What you are doing here is nothing more than a fancy range check. If you are not willing to use X
to find outliers in Y
(even though you really should), it would be a lot simpler and better to just check the distribution of Y
to find outliers instead of this improvised SVM solution (for example remove the upper and lower 0.5-percentiles from Y
).
In reality, this is probably not even close to what you really want to do. With this setup you are rejecting Y
values as outliers without considering any context (e.g. X
). Why are you using RBF and how did you come up with that specific value for gamma
? A kernel is total overkill for one-dimensional data.
Secondly, you are training and testing on the same data (Y
). A kitten dies every time this happens.
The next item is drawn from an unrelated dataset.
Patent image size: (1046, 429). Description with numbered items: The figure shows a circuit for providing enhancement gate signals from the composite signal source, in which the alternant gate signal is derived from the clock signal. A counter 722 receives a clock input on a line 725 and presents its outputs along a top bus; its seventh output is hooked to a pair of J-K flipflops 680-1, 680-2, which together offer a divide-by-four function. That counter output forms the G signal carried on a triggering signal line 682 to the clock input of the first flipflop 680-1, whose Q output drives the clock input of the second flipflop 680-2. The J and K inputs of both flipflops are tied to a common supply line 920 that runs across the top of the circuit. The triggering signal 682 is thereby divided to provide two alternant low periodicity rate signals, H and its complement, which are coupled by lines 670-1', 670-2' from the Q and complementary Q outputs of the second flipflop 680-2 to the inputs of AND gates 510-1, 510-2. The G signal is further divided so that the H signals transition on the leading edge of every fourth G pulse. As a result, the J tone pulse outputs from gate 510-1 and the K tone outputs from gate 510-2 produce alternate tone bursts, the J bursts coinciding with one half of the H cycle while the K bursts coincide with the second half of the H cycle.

One-class SVM attempts to build a model which recognizes the training data, it should not be used on the same data it was built with. Please, think of the kittens.
Additionally, note that the nu
parameter of one-class SVM controls the amount of outliers the classifier will accept. This is explained in the LIBSVM implementation document (page 4): It is proved that nu
is an upper bound on the fraction of training errors and
a lower bound of the fraction of support vectors. In other words: your training options specifically state that up to 1% of the data can be rejected. For one-class SVM, replace can by should.
So when you say that the resulting model does yield performance somewhat in line with what I would expect ... ofcourse it does, by definition. Since you have set nu=0.01
, 1% of the data is rejected by the model and thus flagged as an outlier.